Le fossé entre les ambitions et les promesses des politiques étrangères féministes et leur mise en œuvre actuelle demeure important. Pour combler ce fossé, il faut un engagement politique soutenu et audacieux, un alignement stratégique et des ressources appropriées. Pour qu’une telle politique réalise son potentiel transformateur, elle doit dépasser les gestes symboliques et contribuer réellement à la refonte des normes et des pratiques. Elle doit être une véritable transformation de la manière dont les États exercent le pouvoir. Elle doit s’ancrer dans les piliers essentiels que sont l’agenda Femmes, Paix et Sécurité (FPS) et les droits et la santé sexuels et reproductifs (DSSR), et aller au-delà, afin de s’attaquer aux causes profondes et interdépendantes des inégalités. Il ne peut y avoir de véritable politiques étrangères féministes sans autonomie corporelle, et pas d’autonomie corporelle sans justice climatique, justice économique, justice sociale, justice pour les personnes handicapées, éducation et absence de violence pour toutes les femmes, filles et adolescentes, dans toute leur diversité, ainsi que pour les personnes LGBTQIA+. Pour passer des discours à la réalité, nous exigeons une action urgente dans les domaines suivants :
Les principes féministes sont une base universelle et indivisible pour l’élaboration des politiques. Ils ne doivent pas être appliqués de manière sélective ni considérés comme facultatifs. Pour rester crédibles et efficaces, les politiques étrangères féministes doivent dépasser les engagements superficiels et contribuer de manière substantielle à la transformation des systèmes mondiaux et des structures de pouvoir, en s’engageant véritablement en faveur de l’égalité des genres et des droits fondamentaux des femmes.

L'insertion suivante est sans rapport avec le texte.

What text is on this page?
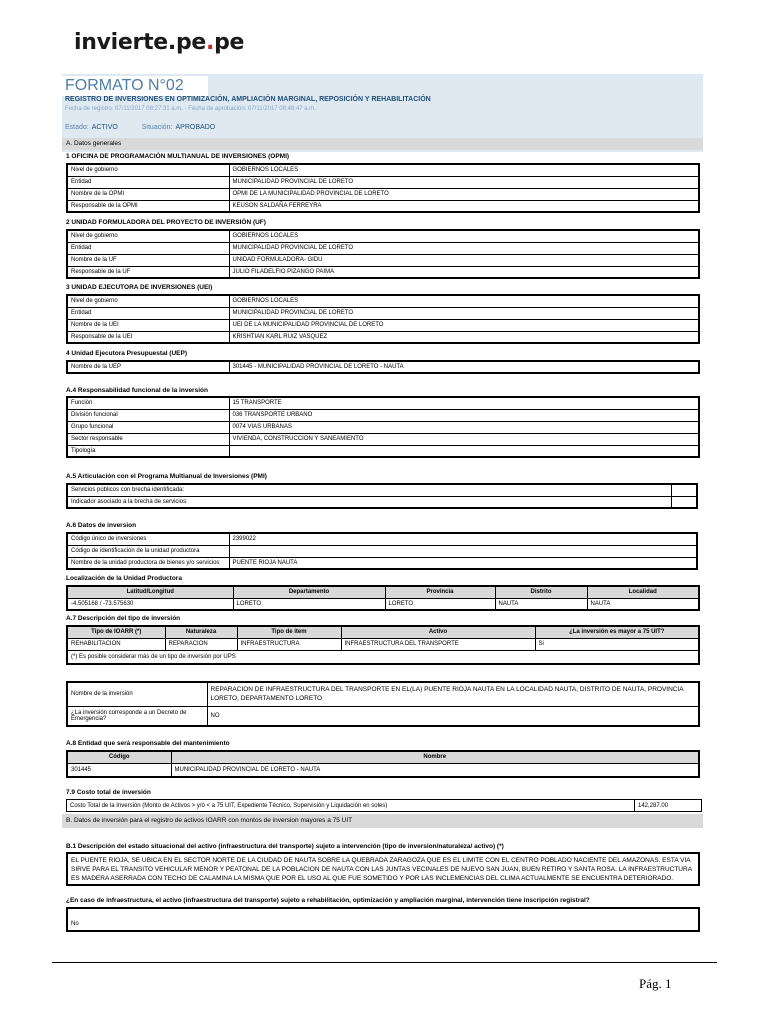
invierte.pe.pe
FORMATO N°02
REGISTRO DE INVERSIONES EN OPTIMIZACIÓN, AMPLIACIÓN MARGINAL, REPOSICIÓN Y REHABILITACIÓN
Fecha de registro: 07/11/2017 08:27:31 a.m. · Fecha de aprobación: 07/11/2017 08:48:47 a.m.
Estado: ACTIVO	Situación: APROBADO
A. Datos generales
1 OFICINA DE PROGRAMACIÓN MULTIANUAL DE INVERSIONES (OPMI)
Nivel de gobierno	GOBIERNOS LOCALES
Entidad	MUNICIPALIDAD PROVINCIAL DE LORETO
Nombre de la OPMI	OPMI DE LA MUNICIPALIDAD PROVINCIAL DE LORETO
Responsable de la OPMI	KEUSON SALDAÑA FERREYRA
2 UNIDAD FORMULADORA DEL PROYECTO DE INVERSIÓN (UF)
Nivel de gobierno	GOBIERNOS LOCALES
Entidad	MUNICIPALIDAD PROVINCIAL DE LORETO
Nombre de la UF	UNIDAD FORMULADORA- GIDU
Responsable de la UF	JULIO FILADELFIO PIZANGO PAIMA
3 UNIDAD EJECUTORA DE INVERSIONES (UEI)
Nivel de gobierno	GOBIERNOS LOCALES
Entidad	MUNICIPALIDAD PROVINCIAL DE LORETO
Nombre de la UEI	UEI DE LA MUNICIPALIDAD PROVINCIAL DE LORETO
Responsable de la UEI	KRISHTIAN KARL RUIZ VASQUEZ
4 Unidad Ejecutora Presupuestal (UEP)
Nombre de la UEP	301445 - MUNICIPALIDAD PROVINCIAL DE LORETO - NAUTA
A.4 Responsabilidad funcional de la inversión
Función	15 TRANSPORTE
División funcional	036 TRANSPORTE URBANO
Grupo funcional	0074 VIAS URBANAS
Sector responsable	VIVIENDA, CONSTRUCCION Y SANEAMIENTO
Tipología	
A.5 Articulación con el Programa Multianual de Inversiones (PMI)
Servicios públicos con brecha identificada:	
Indicador asociado a la brecha de servicios:	
A.6 Datos de inversion
Código único de inversiones	2399022
Código de identificación de la unidad productora	
Nombre de la unidad productora de bienes y/o servicios	PUENTE RIOJA NAUTA
Localización de la Unidad Productora
Latitud/Longitud	Departamento	Provincia	Distrito	Localidad
-4.505168 / -73.575630	LORETO	LORETO	NAUTA	NAUTA
A.7 Descripción del tipo de inversión
Tipo de IOARR (*)	Naturaleza	Tipo de ítem	Activo	¿La inversión es mayor a 75 UIT?
REHABILITACION	REPARACION	INFRAESTRUCTURA	INFRAESTRUCTURA DEL TRANSPORTE	Si
(*) Es posible considerar más de un tipo de inversión por UPS				
Nombre de la inversión	REPARACION DE INFRAESTRUCTURA DEL TRANSPORTE EN EL(LA) PUENTE RIOJA NAUTA EN LA LOCALIDAD NAUTA, DISTRITO DE NAUTA, PROVINCIA LORETO, DEPARTAMENTO LORETO
¿La inversión corresponde a un Decreto de Emergencia?	NO
A.8 Entidad que será responsable del mantenimiento
Código	Nombre
301445	MUNICIPALIDAD PROVINCIAL DE LORETO - NAUTA
7.9 Costo total de inversión
Costo Total de la Inversión (Monto de Activos > y/ó < a 75 UIT, Expediente Técnico, Supervisión y Liquidación en soles)	142,287.00
B. Datos de inversión para el registro de activos IOARR con montos de inversion mayores a 75 UIT
B.1 Descripción del estado situacional del activo (infraestructura del transporte) sujeto a intervención (tipo de inversion/naturaleza/ activo) (*)
EL PUENTE RIOJA, SE UBICA EN EL SECTOR NORTE DE LA CIUDAD DE NAUTA SOBRE LA QUEBRADA ZARAGOZA QUE ES EL LIMITE CON EL CENTRO POBLADO NACIENTE DEL AMAZONAS. ESTA VIA SIRVE PARA EL TRANSITO VEHICULAR MENOR Y PEATONAL DE LA POBLACION DE NAUTA CON LAS JUNTAS VECINALES DE NUEVO SAN JUAN, BUEN RETIRO Y SANTA ROSA. LA INFRAESTRUCTURA ES MADERA ASERRADA CON TECHO DE CALAMINA LA MISMA QUE POR EL USO AL QUE FUE SOMETIDO Y POR LAS INCLEMENCIAS DEL CLIMA ACTUALMENTE SE ENCUENTRA DETERIORADO.
¿En caso de infraestructura, el activo (infraestructura del transporte) sujeto a rehabilitación, optimización y ampliación marginal, intervención tiene inscripción registral?
No
Pág. 1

Nous appelons à la mise en place de politiques étrangères féministes fondées sur les droits humains, l’antiracisme et l’intersectionnalité. Elles doivent explicitement viser à démanteler les systèmes imbriqués du patriarcat, du colonialisme, du capitalisme, du validisme, du classisme et du racisme qui perpétuent les inégalités mondiales.
Nous dénonçons l’hypocrisie des doubles standards. Les États ne peuvent prétendre défendre le féminisme à l’international tout en adoptant des politiques frontalières racistes et violentes, en promouvant des modèles économiques extractivistes ou en réduisant les dépenses sociales, y compris en démantelant les services publics dans leur propre pays. Une politique étrangère féministe ne peut condamner les violations des droits humains dans un pays tout en armant ou en soutenant les responsables de ces violations dans un autre.
Nous exigeons un changement de l’ordre économique mondial. Les femmes et les filles contribuent à hauteur d’au moins 10,8 trillions de dollars par an à l’économie mondiale par leur travail domestique et de soins non rémunéré (Oxfam, 2020). Une véritable politique étrangère féministe doit défendre la justice de la dette, les réparations climatiques et la décolonisation de l’aide et du commerce. Elle doit promouvoir une économie mondiale du soin et des politiques fiscales au service des communautés, non des entreprises.
Nous appelons à renverser les approches militarisées de la diplomatie, de la sécurité et de la paix, à réduire l’influence de l’industrie de l’armement et à investir plutôt dans des approches non violentes, démilitarisées et fondées sur les droits humains, qui favorisent un dialogue créatif et inclusif centré sur les voix des femmes, des jeunes et des communautés marginalisées.
Une politique étrangère féministe doit s’engager en faveur de l’autonomie corporelle dans le cadre de politique extérieure. Elle doit réaffirmer ses engagements existants, tels que la CEDAW et l’Agenda Femmes paix et sécurité, ratifier les protocoles en suspens, lever ses réserves et pleinement transposer ses obligations au niveau national.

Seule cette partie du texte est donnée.